Another optimization increases parallelism in the table-walker hardware for the memory management unit (MMU), responsible for translating virtual memory addresses to physical addresses among other things. Together with a lower-latency L2 TLB, performance improves for programs that spread data across several data pages such as Web browsers.
At a high-level, the A72 looks nearly identical to the A57, but at a lower level there are a significant number of changes throughout the entire pipeline that appear to make the A72 a decent upgrade. The most notable changes affecting performance are the improved branch prediction, increased dispatch bandwidth, lower-latency execution units, and higher bandwidth L2 cache. All of these enhancements, and many more which we did not discuss here, lead to better performance—between 16-50% across a range of synthetic benchmarks, according to ARM. Real-world performance gains will be less, of course, but A72 is definitely an improvement over the A57, especially with floating-point workloads.
The A72 is not a pure performance play, however. ARM is targeting a much higher power efficiency with this architecture than with any previous high-end CPU core. It’s clear from the lengthy list of optimizations discussed above that reducing power consumption was paramount; many of the changes are purely focused on power with no net performance gain.

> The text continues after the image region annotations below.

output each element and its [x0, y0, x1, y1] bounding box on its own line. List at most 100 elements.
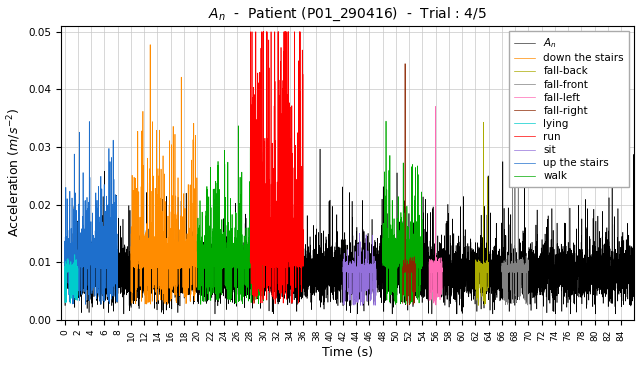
run	[250, 293, 257, 297]
walk	[223, 265, 230, 269]
fall-back	[472, 267, 479, 272]
fall-back	[479, 120, 487, 124]
walk	[403, 299, 410, 303]
fall-front	[501, 269, 509, 273]
walk	[397, 238, 404, 242]
sit	[356, 231, 364, 235]
$A_n$	[426, 272, 433, 276]
sit	[372, 268, 380, 272]
fall-left	[426, 265, 433, 269]
fall-back	[472, 269, 480, 273]
walk	[389, 258, 397, 262]
fall-front	[517, 263, 525, 267]
fall-left	[437, 292, 445, 297]
walk	[246, 253, 254, 257]
walk	[382, 119, 390, 123]
walk	[392, 302, 399, 307]
down the stairs	[180, 260, 188, 265]
fall-front	[498, 269, 506, 274]
fall-front	[507, 267, 515, 272]
sit	[359, 262, 367, 266]
$A_n$	[175, 248, 183, 252]
walk	[386, 167, 394, 172]
lying	[73, 270, 81, 274]
walk	[193, 249, 201, 253]
walk	[220, 255, 228, 259]
fall-back	[484, 258, 492, 263]
walk	[419, 217, 426, 222]
sit	[358, 303, 366, 308]
lying	[65, 269, 72, 273]
$A_n$	[630, 261, 638, 266]
Title: $A_n$  -  Patient (P01_290416)  -  Trial : 4/5: $A_n$ - Patient (P01_290416) - Trial : 4…	[209, 5, 488, 23]
lying	[61, 294, 69, 298]
Line: walk: walk	[383, 121, 422, 304]
Line: up the stairs: up the stairs	[65, 122, 118, 304]
sit	[357, 266, 365, 270]
up the stairs	[92, 265, 99, 269]
sit	[366, 299, 374, 303]
fall-front	[509, 30, 516, 34]
lying	[63, 257, 71, 261]
$A_n$	[316, 147, 324, 151]
fall-left	[438, 287, 446, 291]
up the stairs	[95, 240, 102, 245]
sit	[355, 268, 362, 272]
walk	[379, 261, 387, 265]
lying	[74, 267, 82, 271]
walk	[245, 235, 253, 239]
Line: lying: lying	[65, 255, 78, 303]
fall-left	[426, 263, 434, 268]
fall-right	[404, 303, 412, 307]
$A_n$	[61, 247, 68, 251]
run	[280, 30, 288, 34]
$A_n$	[624, 259, 632, 264]
up the stairs	[114, 262, 122, 267]
run	[287, 205, 294, 210]
fall-left	[425, 260, 433, 264]
up the stairs	[61, 257, 68, 261]
run	[246, 255, 254, 259]
fall-right	[399, 301, 406, 306]
up the stairs	[82, 302, 90, 307]
down the stairs	[193, 241, 201, 245]
fall-front	[525, 269, 532, 273]
run	[247, 30, 255, 34]
walk	[200, 242, 208, 246]
$A_n$	[345, 260, 353, 265]
walk	[234, 124, 242, 128]
Line: fall-front: fall-front	[502, 32, 529, 305]
run	[292, 241, 300, 245]
up the stairs	[107, 260, 115, 264]
down the stairs	[154, 258, 162, 262]
down the stairs	[164, 302, 172, 307]
fall-left	[428, 261, 435, 265]
fall-right	[401, 62, 409, 66]
fall-right	[403, 267, 410, 272]
Line: walk: walk	[197, 126, 264, 304]
run	[278, 283, 286, 287]
fall-right	[401, 267, 409, 271]
fall-left	[429, 259, 436, 264]
fall-back	[485, 270, 493, 274]
fall-left	[432, 104, 440, 109]
fall-front	[524, 303, 531, 307]
fall-back	[474, 303, 482, 308]
down the stairs	[173, 250, 180, 254]
Line: fall-left: fall-left	[429, 107, 442, 305]
run	[277, 250, 285, 254]
sit	[339, 260, 347, 264]
walk	[406, 302, 413, 306]
lying	[61, 292, 68, 296]
walk	[197, 302, 205, 307]
Line: $A_n$: $A_n$	[65, 149, 634, 314]
sit	[372, 267, 380, 271]
lying	[61, 300, 69, 304]
Y-axis label: Acceleration ($m/s^{-2}$): Acceleration ($m/s^{-2}$)	[6, 108, 23, 238]
fall-right	[399, 269, 407, 273]
lying	[67, 301, 74, 306]
fall-left	[438, 266, 445, 271]
$A_n$	[120, 312, 127, 316]
fall-right	[399, 261, 407, 265]
down the stairs	[134, 129, 141, 134]
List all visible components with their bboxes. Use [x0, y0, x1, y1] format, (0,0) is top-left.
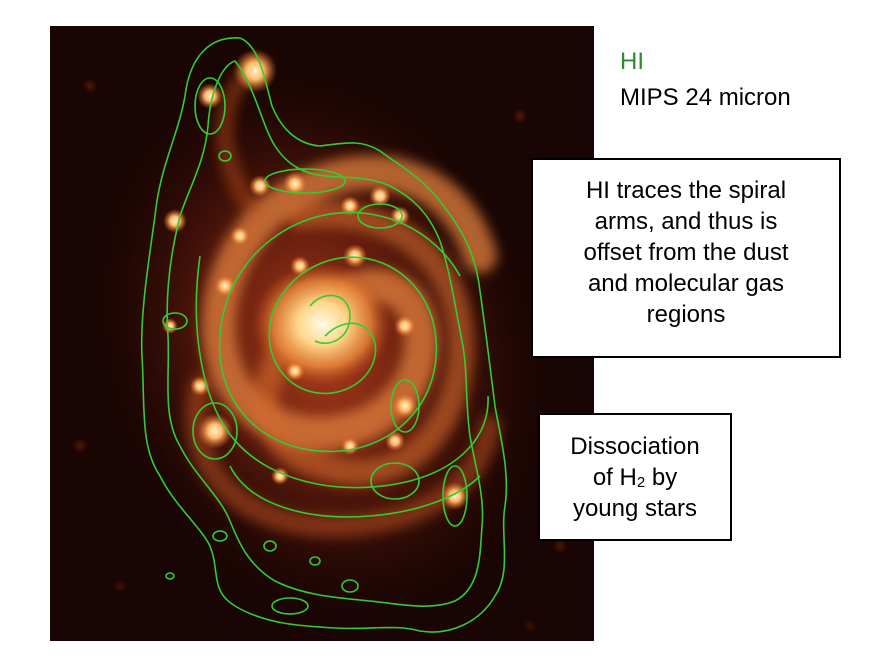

Reducing power and area—the A72 achieves a 10% core area reduction overall—obviously has a positive effect on battery life and cost, but it has a secondary effect on performance too. Normally, reducing latency in the execution units puts pressure on the max attainable core frequency due to increased circuit complexity and tighter timing windows; however, the A72’s power and area optimizations elsewhere, not to mention the move to FinFET, actually allow the A72 to reach a slightly higher frequency. Reducing power also reduces thermal load, allowing for higher sustained performance, something the A57 struggles with at 20nm.
The Cortex-A72 may not be a revolutionary design that catapults it above Apple’s Twister CPU in the A9 SoC for single-core performance or undercuts the A53 in power consumption, but it’s a significant update nonetheless, addressing the A57’s issues by enabling higher peak and sustained performance while using less power.